Cliffs Natural Resources (CLF) had liquidity in excess of $600 million at the end of 2Q15. This included cash and cash equivalents and available capacity on its asset-backed liability (or ABL) facility. At the end of the second quarter, no amount was drawn under the asset-backed liability facility of $532.7 million.
However, Cliffs used a high level of working capital, approximately $236 million year-to-date. The company attributed this high usage to the “usual seasonality” of the business. The management mentioned during the call that consistent with the seasonality of the business, the working capital should reverse in the second half of the year, more so in the fourth quarter.
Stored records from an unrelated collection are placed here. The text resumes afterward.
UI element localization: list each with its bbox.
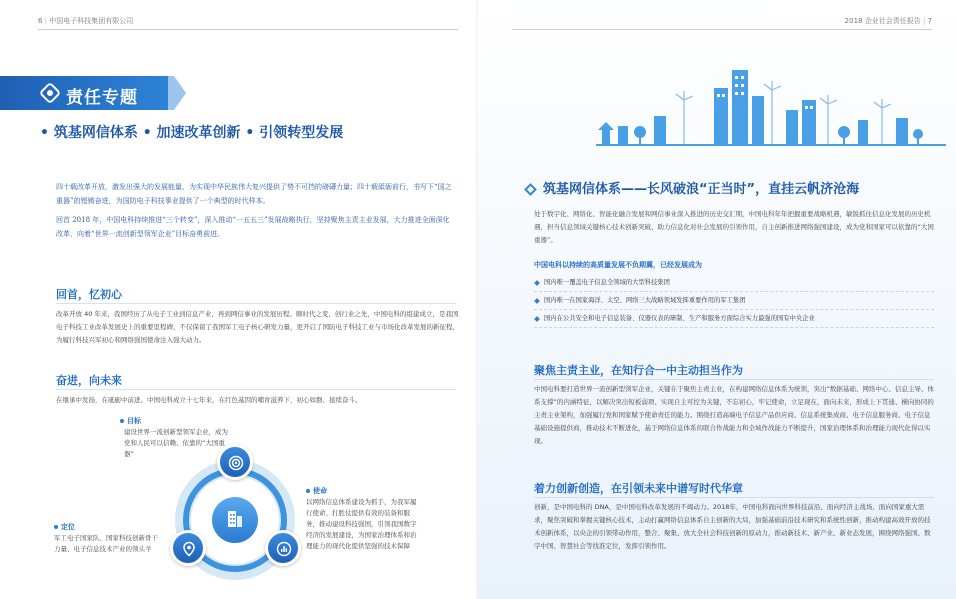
right-intro-body: 处于数字化、网络化、智能化融合发展和网信事业深入推进的历史交汇期，中国电科年年把握重要战略机遇，敏锐抓住信息化发展的历史机遇，担当信息领域关键核心技术创新突破、助力信息化对社会发展的引领作用，自主创新推进网络强国建设，成为党和国家可以依靠的“大国重器”。 [534,210,934,244]
achievement-list [534,274,934,328]
location-pin-icon [170,530,206,566]
intro-paragraph-1: 四十载改革开放，激发出强大的发展能量，为实现中华民族伟大复兴提供了势不可挡的磅礴力量；四十载砥砺前行，书写下“国之重器”的铿锵奋进，为国防电子科技事业提供了一个典型的时代样本。 [56,183,452,205]
position-text: 军工电子国家队、国家科技创新骨干力量、电子信息技术产业的领头羊 [54,534,158,553]
list-item: 国内唯一覆盖电子信息全领域的大型科技集团 [534,274,934,292]
position-title: 定位 [54,522,164,533]
building-icon [225,507,245,529]
organization-name: 中国电子科技集团有限公司 [49,17,134,25]
goal-text: 建设世界一流创新型领军企业，成为党和人民可以信赖、依靠的“大国重器” [124,428,228,458]
left-page-header: 6 | 中国电子科技集团有限公司 [38,16,458,30]
goal-title: 目标 [120,416,230,427]
section-divider [56,389,456,390]
section-body-recall: 改革开放 40 年来，我国经历了从电子工业到信息产业，再到网信事业的发展历程。顺时代之变，创行业之先，中国电科的组建成立，是我国电子科技工业改革发展史上的重要里程碑，不仅保留了我国军工电子核心研发力量，更开启了国防电子科技工业与市场化改革发展的新征程，为履行科技兴军初心和网络强国使命注入强大动力。 [56,310,459,344]
list-item: 国内在公共安全和电子信息装备、仪器仪表的研制、生产和服务方面综合实力最强的国有中央企业 [534,310,934,328]
achievement-subtitle: 中国电科以持续的高质量发展不负期冀，已经发展成为 [534,261,702,269]
section-body-focus: 中国电科要打造世界一流创新型领军企业，关键在于聚焦主责主业，在构建网络信息体系为统领，突出“数据基础、网络中心、信息主导、体系支撑”的内涵特征，以解决突出短板弱项、实现自主可控为关键，不忘初心，牢记使命，立足现在，面向未来，形成上下贯通、横向协同的主责主业架构，加强履行党和国家赋予使命责任的能力。围绕打造高端电子信息产品供应商、信息系统集成商、电子信息服务商、电子信息基础设施提供商，推动技术不断进化，基于网络信息体系的联合作战能力和全域作战能力不断提升，国家治理体系和治理能力现代化得以实现。 [534,385,934,445]
page-number: 6 [38,17,43,25]
section-title-forward: 奋进，向未来 [56,374,122,387]
section-title-innovation: 着力创新创造，在引领未来中谱写时代华章 [534,482,743,495]
list-item: 国内唯一在国家海洋、太空、网络三大战略领域发挥重要作用的军工集团 [534,292,934,310]
section-body-innovation: 创新，是中国电科的 DNA，是中国电科改革发展的不竭动力。2018年，中国电科面向世界科技前沿、面向经济主战场、面向国家重大需求，聚焦突破和掌握关键核心技术，主动打赢网络信息体系自主创新的大局，加强基础前沿技术研究和系统性创新，推动构建高效开放的技术创新体系，以央企的引领带动作用，整合、聚集、放大全社会科技创新的原动力，推动新技术、新产业、新业态发展，围绕网络强国、数字中国、智慧社会等找准定位，发挥引领作用。 [534,503,931,550]
report-title: 2018 企业社会责任报告 [844,17,921,25]
diamond-icon [524,183,537,196]
page-subtitle: • 筑基网信体系 • 加速改革创新 • 引领转型发展 [40,125,344,141]
section-body-forward: 在继承中发扬，在砥砺中前进。中国电科成立十七年来，在红色基因的哺育滋养下，初心如磐、接续奋斗。 [56,396,362,404]
intro-paragraph-2: 回首 2018 年，中国电科持续推进“三个转变”，深入推动“一五五三”发展战略执行，坚持聚焦主责主业发展，大力推进全面深化改革，向着“世界一流创新型领军企业”目标奋勇前进。 [56,216,450,238]
diagram-label-mission [306,486,418,552]
diagram-label-position [54,522,164,555]
section-title-focus: 聚焦主责主业，在知行合一中主动担当作为 [534,364,743,377]
mission-title: 使命 [306,486,418,497]
right-page [478,0,956,599]
section-divider [56,303,456,304]
section-divider [534,379,934,380]
chart-icon [265,530,301,566]
section-divider [534,497,934,498]
right-page-header: 2018 企业社会责任报告 | 7 [512,16,932,30]
right-section-title [526,178,859,197]
right-title-text: 筑基网信体系——长风破浪“正当时”，直挂云帆济沧海 [543,182,860,197]
banner-stripe [168,76,186,110]
city-skyline-illustration [596,60,946,148]
banner-title: 责任专题 [66,88,138,108]
diagram-label-goal [120,416,230,460]
section-title-recall: 回首，忆初心 [56,288,122,301]
mission-text: 以网络信息体系建设为抓手，为我军履行使命、打胜仗提供有效的装备和服务，推动建设科技强国，引领我国数字经济的发展建设，为国家治理体系和治理能力的现代化提供坚强的技术保障 [306,498,417,550]
goal-diagram [54,417,420,599]
page-number: 7 [927,17,932,25]
intro-text [56,180,456,246]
The velocity of receivables and the work-off of the inventory should contribute toward this decline.
Debt profile worsening
Cliffs’ net debt as of June 30 was $2.6 billion, compared with $3.1 billion a year earlier. However, the net debt has increased by $86 million, compared with the end of the first quarter. Net debt to annualized EBITDA (earnings before interest, tax, depreciation and amortization) works out to be 10x at the end of 2Q15. This is higher when compared to the ratio of 6.7x at the end of 1Q15.
With debt remaining more or less constant and EBITDA declining due to lower realized prices, Cliffs’ debt coverage could become worse going forward. Although management is doing what is under its direct control, the biggest factor impacting Cliffs’ iron ore prices is not under its control. This could mean further pressure on the company’s cash flows.
BHP Billiton (BHP), Rio Tinto (RIO), and Vale S.A. (VALE) are also facing cash flow woes due to depressed iron ore prices. Cliffs forms 3% of the SPDR S&P Metals and Mining ETF (XME). XME provides diversified exposure to this sector.